"The Great Unraveling: The Decline of the Nuclear Normative Order" by Nina Tannenwald (Cambridge, Mass.: American Academy of Arts and Sciences, 2018).
With the end of the Cold War, nuclear weapons appeared to recede as a central feature of security relations among the nuclear powers. Responsible political leaders widely accepted that these were weapons of last resort. Today, however, a new nuclear era is emerging, one of multiple nuclear powers, intersecting rivalries, increased regional tensions in Europe and Asia, and new technological arms races in both nuclear and nonnuclear weapon systems. Key norms that have underpinned the existing nuclear order—most crucially deterrence, non-use, nonproliferation, and disarmament—are under stress. Most disturbingly, nuclear weapons are being relegitimized in states’ security policies.

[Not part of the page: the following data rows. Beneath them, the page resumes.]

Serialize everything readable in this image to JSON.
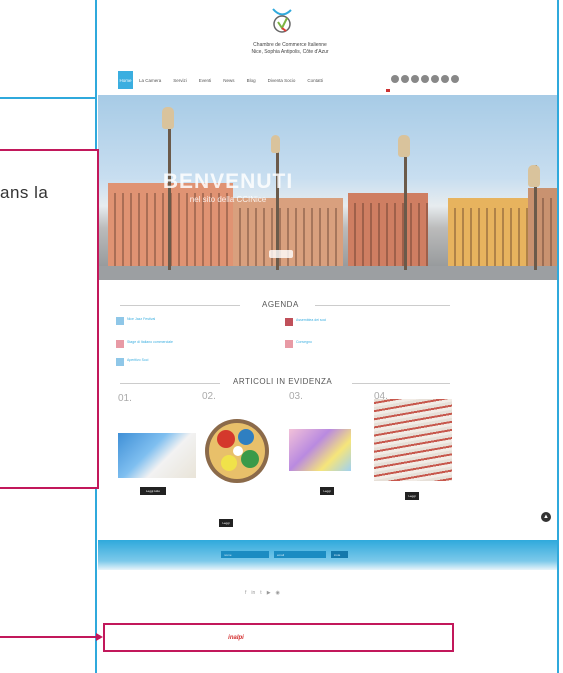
{
  "header": {
    "org_line1": "Chambre de Commerce Italienne",
    "org_line2": "Nice, Sophia Antipolis, Côte d'Azur",
    "nav": [
      "Home",
      "La Camera",
      "Servizi",
      "Eventi",
      "News",
      "Blog",
      "Diventa Socio",
      "Contatti"
    ]
  },
  "hero": {
    "title": "BENVENUTI",
    "subtitle": "nel sito della CCINice"
  },
  "sidebar_snippet": {
    "text": "ans la"
  },
  "agenda": {
    "title": "AGENDA",
    "items": [
      {
        "title": "Nice Jazz Festival",
        "meta": "",
        "color": "#8fc7e8"
      },
      {
        "title": "Stage di Italiano commerciale",
        "meta": "",
        "color": "#e89aa5"
      },
      {
        "title": "Aperitivo Soci",
        "meta": "",
        "color": "#8fc7e8"
      },
      {
        "title": "Assemblea dei soci",
        "meta": "",
        "color": "#c0505a"
      },
      {
        "title": "Convegno",
        "meta": "",
        "color": "#e89aa5"
      }
    ]
  },
  "articles": {
    "title": "ARTICOLI IN EVIDENZA",
    "items": [
      {
        "num": "01.",
        "title": "",
        "button": "Leggi tutto"
      },
      {
        "num": "02.",
        "title": "",
        "button": "Leggi"
      },
      {
        "num": "03.",
        "title": "",
        "button": "Leggi"
      },
      {
        "num": "04.",
        "title": "",
        "button": "Leggi"
      }
    ]
  },
  "newsletter": {
    "name_placeholder": "nome",
    "email_placeholder": "email",
    "submit": "invia"
  },
  "footer": {
    "contact_line1": "",
    "contact_line2": "",
    "address_line1": "",
    "address_line2": ""
  },
  "sponsors": [
    "",
    "",
    "",
    "",
    "inalpi",
    "",
    "",
    "",
    "",
    "",
    "",
    "",
    ""
  ],
  "colors": {
    "accent": "#2fa9dc",
    "highlight": "#c2185b"
  }
}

This article analyzes the erosion of the current nuclear normative order, focusing on existing, declining, and emerging norms, especially among the nuclear powers. Under pressure from changing military technology and increasing geopolitical tensions, the global nuclear normative order is beginning to unravel. Deterrence and disarmament are both deeply contested, while some nuclear-armed states are lowering the threshold for nuclear use. The technological, political, and ethical status of deterrence is being brought into question. Although the norm of nonproliferation enjoys wide support, the nonproliferation regime itself suffers a legitimacy deficit. Further, little agreement exists on key concepts such as strategic stability or the value and purpose of arms control—once a central but now a largely moribund if not discredited practice.
This is a troubling state of affairs, with serious consequences for the risk of nuclear war. In this article, Tannenwald takes stock of this situation, beginning with some conceptual framings. The article concludes with suggestions for how the nuclear powers might renew a commitment to norms of nuclear restraint. These include adopting a no-first-use policy, recommitting to deterrence and the nuclear taboo, developing new understandings of strategic stability, delegitimizing nuclear weapons while conceiving new methods for deterring hostile actors, engaging in frank conversations about the morality of deterrence, and, finally, delinking nuclear weapons from nationalism.